Q: What's the Ewing Theory? Where did it come from?
The theory was created in the mid-'90s by Dave Cirilli, a friend of mine who was convinced that Patrick Ewing's teams (both at Georgetown and with New York) inexplicably played better when Ewing was either injured or missing extended stretches because of foul trouble.First of all, let me point out that this is not a theory but an observation. It might be the seed for a theory and maybe some more investigating would be warranted, if one cares about such things, but it's not a theory and it doesn't become one later in the article either. Furthermore, he's been promoting this idea since 1999 and is currently the editor of ESPN's Grantland, which he fathered into existence (with sex!) and which currently includes as staff a guy named Bill Barnwell who is actually good at this stuff and who repeatedly points out the problems with Simmons' bread and butter -- the post-hoc narrative, of which this is a perfect example. Simmons is using Alex Jones' methodology and getting handsomely rewarded for it!

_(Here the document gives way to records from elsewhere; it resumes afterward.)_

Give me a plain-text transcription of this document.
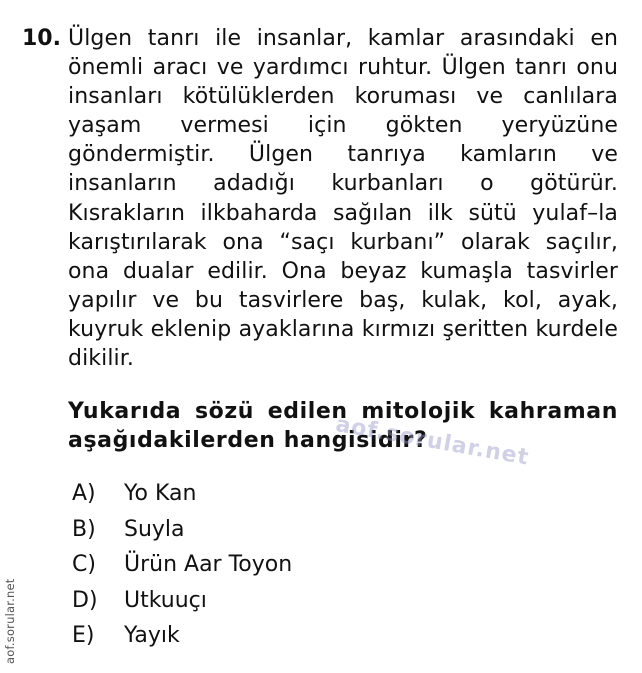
10. Ülgen tanrı ile insanlar, kamlar arasındaki en önemli aracı ve yardımcı ruhtur. Ülgen tanrı onu insanları kötülüklerden koruması ve canlılara yaşam vermesi için gökten yeryüzüne göndermiştir. Ülgen tanrıya kamların ve insanların adadığı kurbanları o götürür. Kısrakların ilkbaharda sağılan ilk sütü yulaf–la karıştırılarak ona “saçı kurbanı” olarak saçılır, ona dualar edilir. Ona beyaz kumaşla tasvirler yapılır ve bu tasvirlere baş, kulak, kol, ayak, kuyruk eklenip ayaklarına kırmızı şeritten kurdele dikilir.
Yukarıda sözü edilen mitolojik kahraman aşağıdakilerden hangisidir?
aof.sorular.net
A)	Yo Kan
B)	Suyla
C)	Ürün Aar Toyon
D)	Utkuuçı
E)	Yayık
aof.sorular.net
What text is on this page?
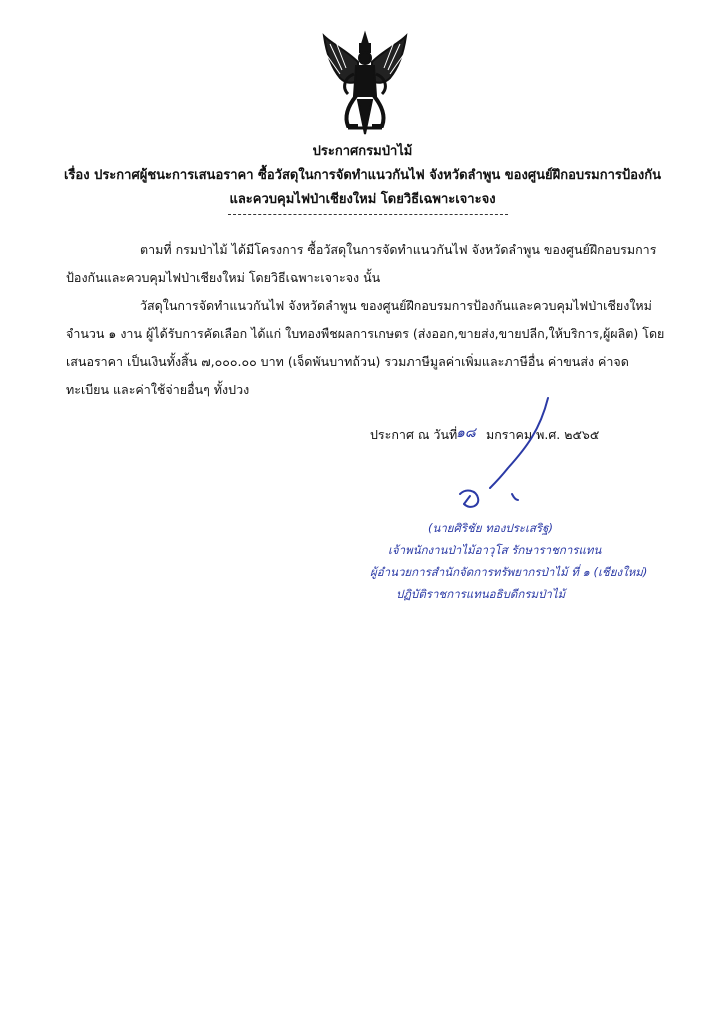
ประกาศกรมป่าไม้
เรื่อง ประกาศผู้ชนะการเสนอราคา ซื้อวัสดุในการจัดทำแนวกันไฟ จังหวัดลำพูน ของศูนย์ฝึกอบรมการป้องกัน
และควบคุมไฟป่าเชียงใหม่ โดยวิธีเฉพาะเจาะจง
ตามที่ กรมป่าไม้ ได้มีโครงการ ซื้อวัสดุในการจัดทำแนวกันไฟ จังหวัดลำพูน ของศูนย์ฝึกอบรมการ
ป้องกันและควบคุมไฟป่าเชียงใหม่ โดยวิธีเฉพาะเจาะจง นั้น
วัสดุในการจัดทำแนวกันไฟ จังหวัดลำพูน ของศูนย์ฝึกอบรมการป้องกันและควบคุมไฟป่าเชียงใหม่
จำนวน ๑ งาน ผู้ได้รับการคัดเลือก ได้แก่ ใบทองพืชผลการเกษตร (ส่งออก,ขายส่ง,ขายปลีก,ให้บริการ,ผู้ผลิต) โดย
เสนอราคา เป็นเงินทั้งสิ้น ๗,๐๐๐.๐๐ บาท (เจ็ดพันบาทถ้วน) รวมภาษีมูลค่าเพิ่มและภาษีอื่น ค่าขนส่ง ค่าจด
ทะเบียน และค่าใช้จ่ายอื่นๆ ทั้งปวง
ประกาศ ณ วันที่
๑๘ มกราคม พ.ศ. ๒๕๖๕
(นายศิริชัย ทองประเสริฐ)
เจ้าพนักงานป่าไม้อาวุโส รักษาราชการแทน
ผู้อำนวยการสำนักจัดการทรัพยากรป่าไม้ ที่ ๑ (เชียงใหม่)
ปฏิบัติราชการแทนอธิบดีกรมป่าไม้
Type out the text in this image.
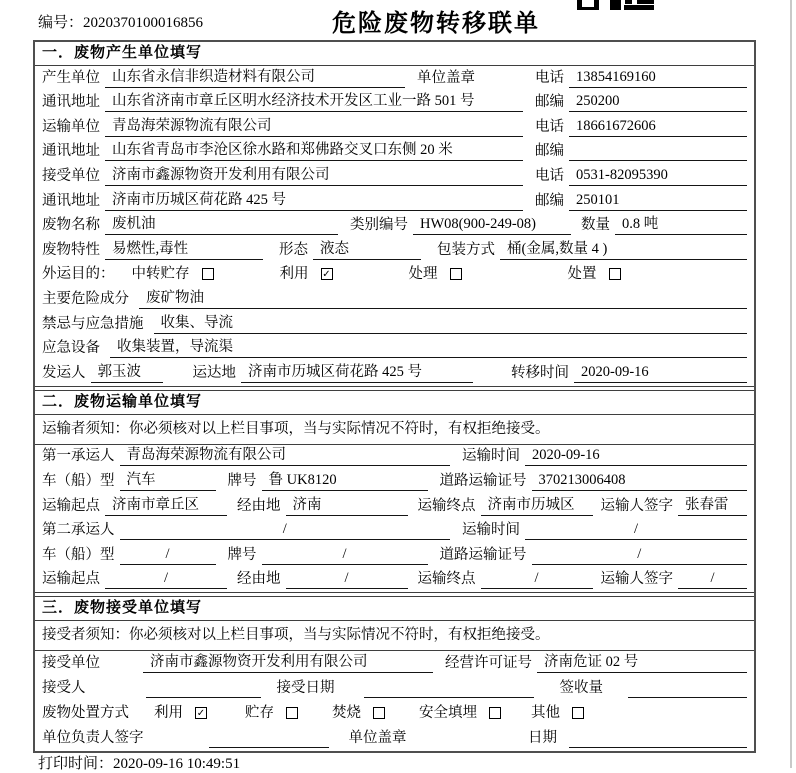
编号：2020370100016856	危险废物转移联单
一．废物产生单位填写
产生单位 山东省永信非织造材料有限公司	单位盖章	电话 13854169160
通讯地址 山东省济南市章丘区明水经济技术开发区工业一路 501 号	邮编 250200
运输单位 青岛海荣源物流有限公司	电话 18661672606
通讯地址 山东省青岛市李沧区徐水路和郑佛路交叉口东侧 20 米	邮编
接受单位 济南市鑫源物资开发利用有限公司	电话 0531-82095390
通讯地址 济南市历城区荷花路 425 号	邮编 250101
废物名称 废机油	类别编号 HW08(900-249-08)	数量 0.8 吨
废物特性 易燃性,毒性	形态 液态	包装方式 桶(金属,数量 4 )
外运目的： 中转贮存	利用 ✓	处理	处置
主要危险成分	废矿物油
禁忌与应急措施	收集、导流
应急设备	收集装置，导流渠
发运人 郭玉波	运达地 济南市历城区荷花路 425 号	转移时间 2020-09-16
二．废物运输单位填写
运输者须知：你必须核对以上栏目事项，当与实际情况不符时，有权拒绝接受。
第一承运人 青岛海荣源物流有限公司	运输时间 2020-09-16
车（船）型 汽车	牌号 鲁 UK8120	道路运输证号 370213006408
运输起点 济南市章丘区	经由地 济南	运输终点 济南市历城区	运输人签字 张春雷
第二承运人	/	运输时间	/
车（船）型	/	牌号	/	道路运输证号	/
运输起点	/	经由地	/	运输终点	/	运输人签字	/
三．废物接受单位填写
接受者须知：你必须核对以上栏目事项，当与实际情况不符时，有权拒绝接受。
接受单位	济南市鑫源物资开发利用有限公司	经营许可证号 济南危证 02 号
接受人	接受日期	签收量
废物处置方式 利用 ✓	贮存	焚烧	安全填埋	其他
单位负责人签字	单位盖章	日期
打印时间：2020-09-16 10:49:51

Instead of getting Barnwell on the case, Simmons discusses a bunch of arbitrarily chosen candidates -- Barry Sanders, Nomar Garciaparra, Drew Bledsoe -- and tests his "theory" against them using arbitrary, shifting standards. How far did they go in the playoffs? How good were they (based on...how good Simmons thinks they were)?

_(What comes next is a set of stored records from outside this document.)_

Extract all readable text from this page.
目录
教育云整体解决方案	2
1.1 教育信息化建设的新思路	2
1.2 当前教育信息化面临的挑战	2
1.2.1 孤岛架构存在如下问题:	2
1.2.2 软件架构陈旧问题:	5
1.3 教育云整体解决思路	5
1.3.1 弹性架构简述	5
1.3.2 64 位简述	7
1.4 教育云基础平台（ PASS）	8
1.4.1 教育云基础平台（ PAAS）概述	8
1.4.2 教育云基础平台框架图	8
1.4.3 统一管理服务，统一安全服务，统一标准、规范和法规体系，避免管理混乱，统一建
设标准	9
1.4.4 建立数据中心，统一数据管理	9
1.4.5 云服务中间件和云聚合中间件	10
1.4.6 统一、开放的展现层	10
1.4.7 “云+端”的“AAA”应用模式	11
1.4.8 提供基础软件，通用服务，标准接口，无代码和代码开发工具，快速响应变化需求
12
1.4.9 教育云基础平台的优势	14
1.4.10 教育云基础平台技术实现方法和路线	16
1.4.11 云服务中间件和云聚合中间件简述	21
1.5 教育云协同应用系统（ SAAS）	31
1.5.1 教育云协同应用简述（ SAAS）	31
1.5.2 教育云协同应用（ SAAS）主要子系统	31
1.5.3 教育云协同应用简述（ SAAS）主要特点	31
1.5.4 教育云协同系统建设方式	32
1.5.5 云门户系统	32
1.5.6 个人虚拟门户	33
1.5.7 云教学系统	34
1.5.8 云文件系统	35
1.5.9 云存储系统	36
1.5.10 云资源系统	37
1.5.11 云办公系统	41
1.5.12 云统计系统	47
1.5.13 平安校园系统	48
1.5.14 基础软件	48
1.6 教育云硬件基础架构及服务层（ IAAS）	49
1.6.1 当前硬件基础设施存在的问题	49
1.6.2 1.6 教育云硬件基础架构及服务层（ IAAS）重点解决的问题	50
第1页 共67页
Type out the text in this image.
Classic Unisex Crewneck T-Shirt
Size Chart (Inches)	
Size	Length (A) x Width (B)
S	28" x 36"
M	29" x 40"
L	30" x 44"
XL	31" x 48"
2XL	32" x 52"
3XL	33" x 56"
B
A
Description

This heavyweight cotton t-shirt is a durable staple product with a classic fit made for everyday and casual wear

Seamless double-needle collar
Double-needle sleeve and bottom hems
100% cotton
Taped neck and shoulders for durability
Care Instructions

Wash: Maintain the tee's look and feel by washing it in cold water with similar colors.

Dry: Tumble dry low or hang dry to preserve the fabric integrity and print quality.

The right way to proceed is to choose parameters and then run through the data. The parameters will necessarily have somewhat arbitrary endpoints but it'll still tell you what it tells you, according to those parameters. For example, with basketball, you could say that any player with a PER (player efficiency rating) higher than 22 over the 150 games prior to injury qualifies and for baseball, anyone with a WAR (wins above replacement) over 3.5...and so on. Then check the before/after win-loss records or some other team results-based criteria and make your data set as large as possible, and so on. So you'll know if, generally, losing a great player has a positive impact on a team (I won't ruin the surprise for you). You might discover some common features in those cases where a team performed better after losing a star. If so, you can come up with a new theory and run the data again.

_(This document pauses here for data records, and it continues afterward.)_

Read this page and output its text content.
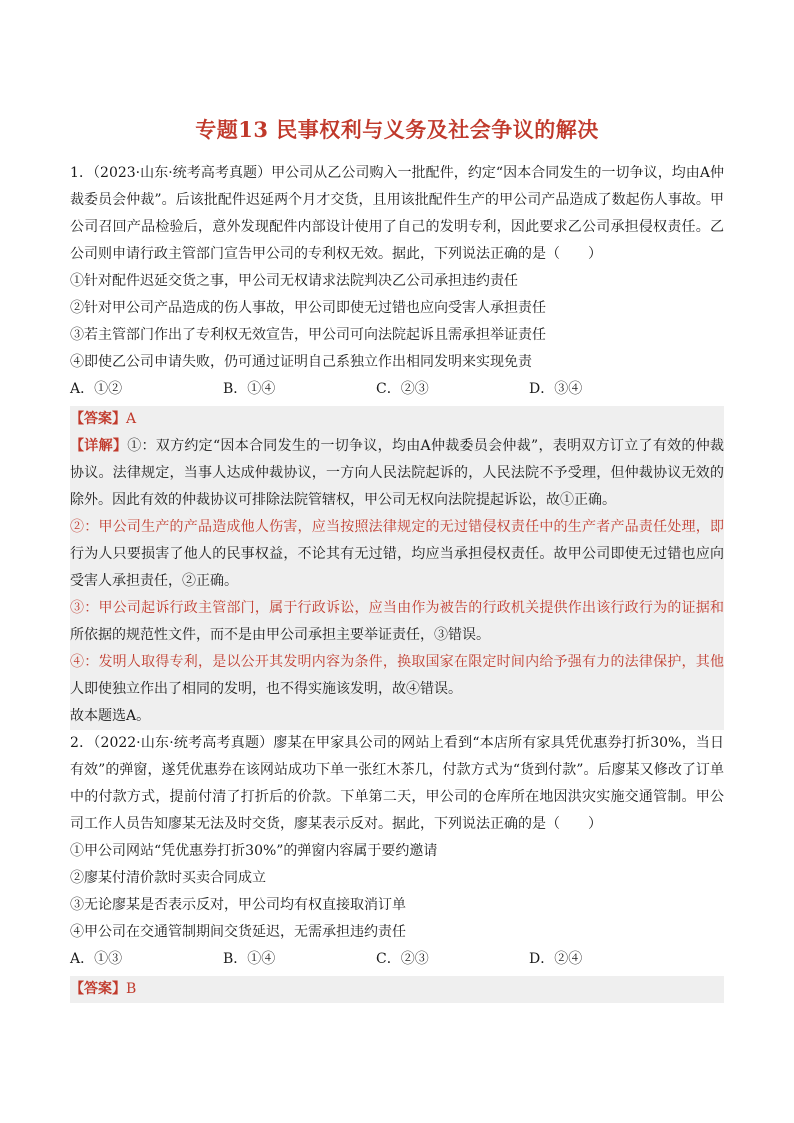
专题13 民事权利与义务及社会争议的解决

1．（2023·山东·统考高考真题）甲公司从乙公司购入一批配件，约定“因本合同发生的一切争议，均由A仲裁委员会仲裁”。后该批配件迟延两个月才交货，且用该批配件生产的甲公司产品造成了数起伤人事故。甲公司召回产品检验后，意外发现配件内部设计使用了自己的发明专利，因此要求乙公司承担侵权责任。乙公司则申请行政主管部门宣告甲公司的专利权无效。据此，下列说法正确的是（　　）

①针对配件迟延交货之事，甲公司无权请求法院判决乙公司承担违约责任

②针对甲公司产品造成的伤人事故，甲公司即使无过错也应向受害人承担责任

③若主管部门作出了专利权无效宣告，甲公司可向法院起诉且需承担举证责任

④即使乙公司申请失败，仍可通过证明自己系独立作出相同发明来实现免责

A．①②	B．①④	C．②③	D．③④
【答案】A

【详解】①：双方约定“因本合同发生的一切争议，均由A仲裁委员会仲裁”，表明双方订立了有效的仲裁协议。法律规定，当事人达成仲裁协议，一方向人民法院起诉的，人民法院不予受理，但仲裁协议无效的除外。因此有效的仲裁协议可排除法院管辖权，甲公司无权向法院提起诉讼，故①正确。

②：甲公司生产的产品造成他人伤害，应当按照法律规定的无过错侵权责任中的生产者产品责任处理，即行为人只要损害了他人的民事权益，不论其有无过错，均应当承担侵权责任。故甲公司即使无过错也应向受害人承担责任，②正确。

③：甲公司起诉行政主管部门，属于行政诉讼，应当由作为被告的行政机关提供作出该行政行为的证据和所依据的规范性文件，而不是由甲公司承担主要举证责任，③错误。

④：发明人取得专利，是以公开其发明内容为条件，换取国家在限定时间内给予强有力的法律保护，其他人即使独立作出了相同的发明，也不得实施该发明，故④错误。

故本题选A。

2．（2022·山东·统考高考真题）廖某在甲家具公司的网站上看到“本店所有家具凭优惠券打折30%，当日有效”的弹窗，遂凭优惠券在该网站成功下单一张红木茶几，付款方式为“货到付款”。后廖某又修改了订单中的付款方式，提前付清了打折后的价款。下单第二天，甲公司的仓库所在地因洪灾实施交通管制。甲公司工作人员告知廖某无法及时交货，廖某表示反对。据此，下列说法正确的是（　　）

①甲公司网站“凭优惠券打折30%”的弹窗内容属于要约邀请

②廖某付清价款时买卖合同成立

③无论廖某是否表示反对，甲公司均有权直接取消订单

④甲公司在交通管制期间交货延迟，无需承担违约责任

A．①③	B．①④	C．②③	D．②④
【答案】B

Now Simmons knows he has Barnwell, and is at least somewhat aware that he himself doesn't know what he's talking about but doesn't let that stop him. He even mentions Barnwell in the piece:
[Dan] Marino's career postseason stats: 18 games, 10 losses, 4,510 passing yards, 32 TDs, 24 picks, 77.1 QB rating. I'd keep going, but I don't want to provoke Bill Barnwell into writing a 6,500-word piece about how it's stupid to judge QBs by their playoff stats.Again, this is one of Simmons' pet ideas, and a typical one at that, and he's the most prominent writer at the most prominent American sports site on the internet and has no concern for using sound methodology even when it's readily available to him. And his readers don't care much either. Check Barnwell's facebook recommends against Simmons'. It's safe to assume that Grantland readers are, at best, OK with choosing to be entertained by nonsense and at worst, choosing to be fooled by it. Even when there's no political agenda directly involved. I'm not even criticizing them here, just describing what I see. And, mea culpa, I like reading Bill Simmons articles! He regularly has me slamming my head into my desk but, like Alex Jones, he's entertaining, though I'd much rather read Barnwell.
(This post feels like it doesn't quite get to a point but hopefully I'll get around to a follow-up comparing political media, sports media, and fantasy sports media; the first is the worst, the last is the best, and there are reasons.)